Engineers and scientists are particularly well-suited to hold office in a communist country. The very idea of managed economies was based on the idea of informed technocrats being able to make decisions to the benefit of all. In fact, in the case of the Soviet Union, it worked brilliantly... until it didn't.
As long as they don't become more like conventional CEO's and forget they were once writing code having lot of fun building applications and solving issues on day to day basis. Now that they are CEO's asking questions which makes you think..were they engineers before? I hope he doesn't turn to conventional.
I'm by no means a reddit fan, but Yishan comes across as an amazing guy (kind, bright, and insightful) on Quora, so I don't know if reddit could have chosen a better guy for the job.
It'll be interesting to see how visible he'll be inside and outside the site.
I hope he'll be able to do something about the declining quality of posts and comments, although I wonder if there really is a solution for such a thing.
"But as I continued the conversations, I came to understand that reddit wasn't looking for a conventional CEO candidate, because reddit is not a conventional company."

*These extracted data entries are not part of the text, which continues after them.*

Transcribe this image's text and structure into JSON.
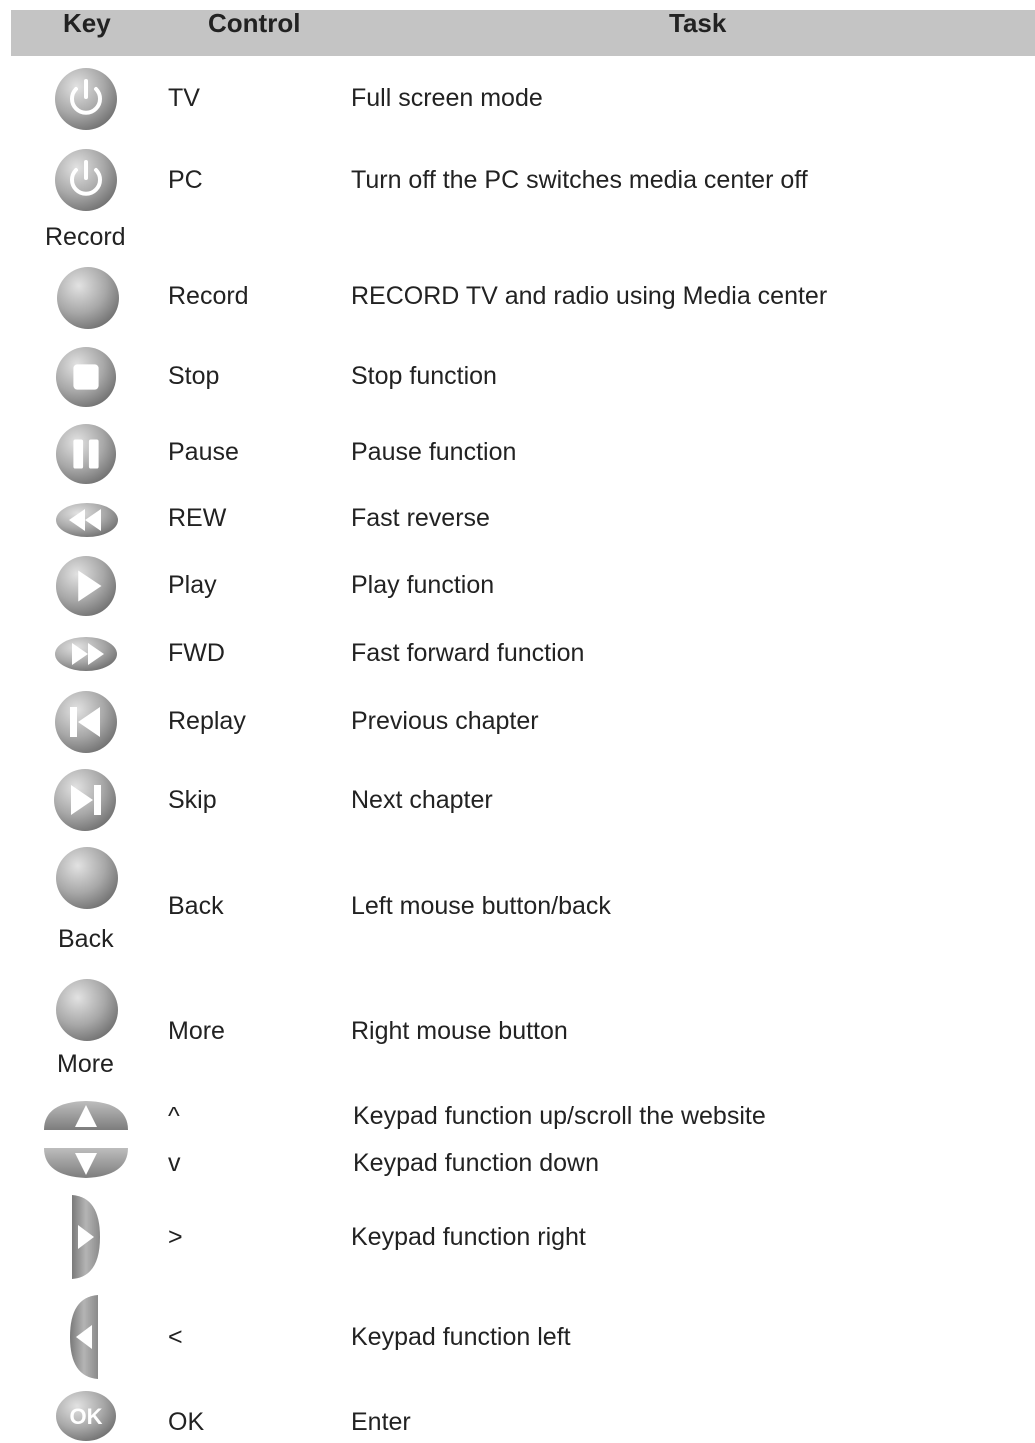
{
  "header": {
    "key": "Key",
    "control": "Control",
    "task": "Task"
  },
  "rows": [
    {
      "icon": "power-icon",
      "control": "TV",
      "task": "Full screen mode"
    },
    {
      "icon": "power-icon",
      "control": "PC",
      "task": "Turn off the PC switches media center off",
      "caption": "Record"
    },
    {
      "icon": "record-icon",
      "control": "Record",
      "task": "RECORD TV and radio using Media center"
    },
    {
      "icon": "stop-icon",
      "control": "Stop",
      "task": "Stop function"
    },
    {
      "icon": "pause-icon",
      "control": "Pause",
      "task": "Pause function"
    },
    {
      "icon": "rewind-icon",
      "control": "REW",
      "task": "Fast reverse"
    },
    {
      "icon": "play-icon",
      "control": "Play",
      "task": "Play function"
    },
    {
      "icon": "fast-forward-icon",
      "control": "FWD",
      "task": "Fast forward function"
    },
    {
      "icon": "previous-icon",
      "control": "Replay",
      "task": "Previous chapter"
    },
    {
      "icon": "next-icon",
      "control": "Skip",
      "task": "Next chapter"
    },
    {
      "icon": "round-button-icon",
      "control": "Back",
      "task": "Left mouse button/back",
      "caption": "Back"
    },
    {
      "icon": "round-button-icon",
      "control": "More",
      "task": "Right mouse button",
      "caption": "More"
    },
    {
      "icon": "up-arrow-icon",
      "control": "^",
      "task": "Keypad function up/scroll the website"
    },
    {
      "icon": "down-arrow-icon",
      "control": "v",
      "task": "Keypad function down"
    },
    {
      "icon": "right-arrow-icon",
      "control": ">",
      "task": "Keypad function right"
    },
    {
      "icon": "left-arrow-icon",
      "control": "<",
      "task": "Keypad function left"
    },
    {
      "icon": "ok-icon",
      "control": "OK",
      "task": "Enter",
      "icon_text": "OK"
    }
  ]
}
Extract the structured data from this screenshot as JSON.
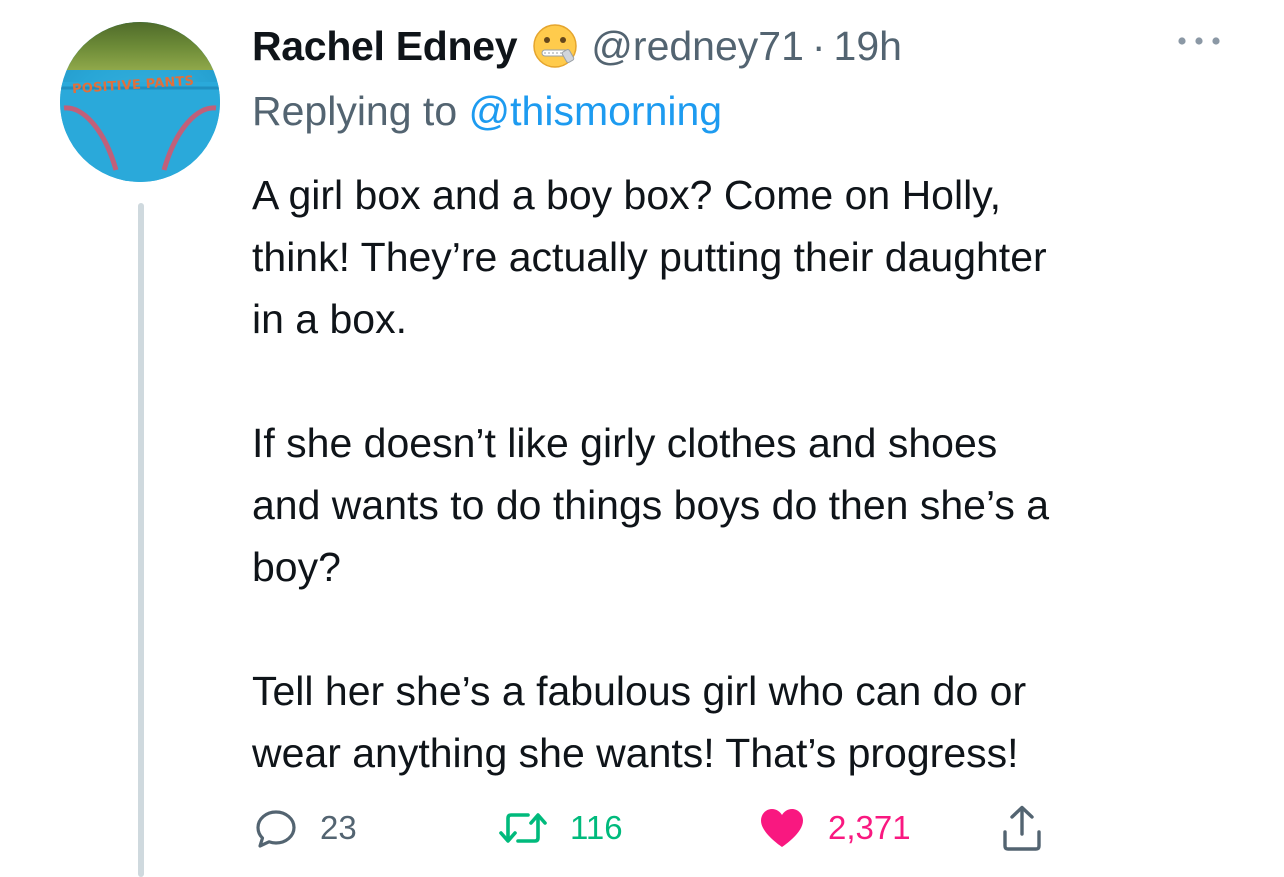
{
  "tweet": {
    "author": {
      "display_name": "Rachel Edney",
      "handle": "@redney71",
      "avatar_text": "POSITIVE PANTS",
      "emoji": "zipper-mouth-face-emoji"
    },
    "separator": "·",
    "time": "19h",
    "reply_prefix": "Replying to",
    "reply_to": "@thismorning",
    "paragraphs": [
      "A girl box and a boy box? Come on Holly,\nthink! They’re actually putting their daughter\nin a box.",
      "If she doesn’t like girly clothes and shoes\nand wants to do things boys do then she’s a\nboy?",
      "Tell her she’s a fabulous girl who can do or\nwear anything she wants! That’s progress!"
    ],
    "stats": {
      "replies": "23",
      "retweets": "116",
      "likes": "2,371"
    }
  },
  "icons": {
    "more": "more-horizontal-icon",
    "reply": "comment-bubble-icon",
    "retweet": "retweet-arrows-icon",
    "like": "heart-filled-icon",
    "share": "share-upload-icon"
  },
  "colors": {
    "text": "#0f1419",
    "secondary": "#536471",
    "link": "#1d9bf0",
    "retweet": "#00ba7c",
    "like": "#f91880",
    "thread_line": "#cfd9de"
  }
}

Kind of scary that despite years of being a redditor, he didn't know what kind of company it was?
Perhaps he could have written it a bit more neutrally:
"But as I continued the conversations, I came to appreciate that reddit was serious about tech and wasn't looking for a conventional CEO candidate because reddit is not a conventional company."
I do hope he has a delicate touch though. It's surprisingly easy to set off communities if you come in guns blazing. It would not be difficult to replicate the The Great Digg Rebelling of 2010.
Probably the best thing to do would be to win over the community by making very small and uncontroversial improvements. Nothing that is self-serving. UI improvements, better search, nicer notifications, etc.
Increasing revenue would be easy to do but very risky if it involves any new forms of advertising. I hope they can push that one off a bit or come up with something users don't find objectionable (which will be tough).
Reddit has grown so large with only very minor improvements over the years. It would be a shame to have someone "fix" what ain't broke.